Let's talk about Clustering

请注意,本文编写于 178 天前,最后修改于 48 天前,其中某些信息可能已经过时。

This post is about clustering. I will make a short introduction of traditional methods, then talk about a magical algorithm published by Alex Rodriguez and Alessandro Laio on Science magazine, 2014. I call it magical because it's simple yet powerful, and super intuitive. The principle behind it is really semantic.

Clustering, as a kind of unsupervised learning method, aims to divide dataset into some pieces (i.e. "classes"), making the intraclass difference1 as small as possible while the interclass difference2 as large as possible.

For example, the picture bellow shows 5000 points scattered on a 2-D plane, we humans can easily assign them into 15 groups, because there is an obvious distributing pattern of these points. The question is, how could computers finish this job?

5000 points scattered on a 2-D plane
5000 points scattered on a 2-D plane

Traditional methods

In the past few decades many algorithms have been developed just to finish this "simple" task, some of them are quite delicate and beautiful. However, depending on the rationale behind them, they all have some shortcomings like any other algorithm does. They are either slow or too complicated to implement, or just cannot finish the job.

The C-Means algorithm might be the most famous one of its kind. We randomly choose some points as cluster centers at first, then we assign points into some clusters by their "distance" to cluster centers, then calculate new centers to replace old ones. This procedure is accomplished by repeating those steps several times, until cluster centers do not move anymore. This method is inspirational, and many similar methods have been developed, such as Fuzzy C-Means, which uses a fuzzy matrix to weight the target function. This kind of algorithms are easy to implement and are simple to understand, but as been mentioned above, the initial cluster centers are very important, and results vary under different initial state. That makes these algorithms not robust enough, thus not reliable in some cases.

Another kind of algorithms are build upon statistics, such as Guassian Mixed Model (GMM) algorithm. It assumes that data points are just samples from some mixed Guassian models, therefore the clustering task is equal to estimate several Guassian models, to make the posterior probability as large as possible. Theoretical foundation of these algorithms are clear, mathematics makes them look reliable. However, initial state still affects the result, and most importantly, the basic assumption — "data points are just samples from some mixed Guassian models" — isn't always true. Another problem is, this algorithm could be very slow with large datasets.
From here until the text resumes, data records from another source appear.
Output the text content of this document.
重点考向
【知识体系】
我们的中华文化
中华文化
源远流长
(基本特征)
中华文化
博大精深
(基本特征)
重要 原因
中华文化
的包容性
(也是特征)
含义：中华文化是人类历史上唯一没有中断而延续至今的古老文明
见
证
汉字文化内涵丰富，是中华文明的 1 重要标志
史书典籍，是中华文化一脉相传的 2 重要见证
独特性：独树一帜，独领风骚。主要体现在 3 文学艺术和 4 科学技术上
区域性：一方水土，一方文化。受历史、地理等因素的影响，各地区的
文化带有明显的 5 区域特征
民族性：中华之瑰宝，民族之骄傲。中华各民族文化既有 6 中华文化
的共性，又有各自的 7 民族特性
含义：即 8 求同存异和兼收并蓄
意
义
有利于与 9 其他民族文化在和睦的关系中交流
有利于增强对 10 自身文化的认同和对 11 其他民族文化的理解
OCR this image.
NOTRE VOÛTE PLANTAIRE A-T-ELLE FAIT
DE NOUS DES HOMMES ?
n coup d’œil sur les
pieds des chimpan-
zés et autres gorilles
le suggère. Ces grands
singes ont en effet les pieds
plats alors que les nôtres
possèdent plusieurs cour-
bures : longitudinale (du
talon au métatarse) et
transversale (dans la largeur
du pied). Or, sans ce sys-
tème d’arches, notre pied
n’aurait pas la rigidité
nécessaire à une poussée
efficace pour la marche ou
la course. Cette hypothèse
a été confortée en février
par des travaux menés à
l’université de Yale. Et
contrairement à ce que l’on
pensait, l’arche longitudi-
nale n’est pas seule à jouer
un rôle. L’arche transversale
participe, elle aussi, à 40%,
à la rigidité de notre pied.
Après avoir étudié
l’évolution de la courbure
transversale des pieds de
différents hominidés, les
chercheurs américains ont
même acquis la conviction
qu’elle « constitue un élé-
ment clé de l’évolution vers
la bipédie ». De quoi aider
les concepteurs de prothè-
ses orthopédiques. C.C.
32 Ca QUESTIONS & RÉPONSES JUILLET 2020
Some other algorithms exist, like Hierarchical Clustering, which works fine under discrete feature values. It regards each points as a single cluster at first, then combines two clusters each time, repeat this step until the total number of clusters reduces to a certain level. It sounds simple, but again, it's slow with large datasets, and not robust enough.

A new method

Algorithms mentioned above are highlights of clustering methods. Most of them are iterative methods, and could be time consuming with large datasets. People have found an acceptable principle: a good clustering method is an algorithm which can fully summarize the common features of points, while making different clusters faraway from each other.

A new method was introduced by Alex Rodriguez and Alessandro Laio in 2014, their paper was published on Science. This already indicates that their algorithm must have something special, since papers in this field are hardly seen on magazines like Science. It is worth mentioning that deep learning researches were already super popular in 2014, which makes this algorithm even more admirable — it has absolutely nothing to do with deep learning.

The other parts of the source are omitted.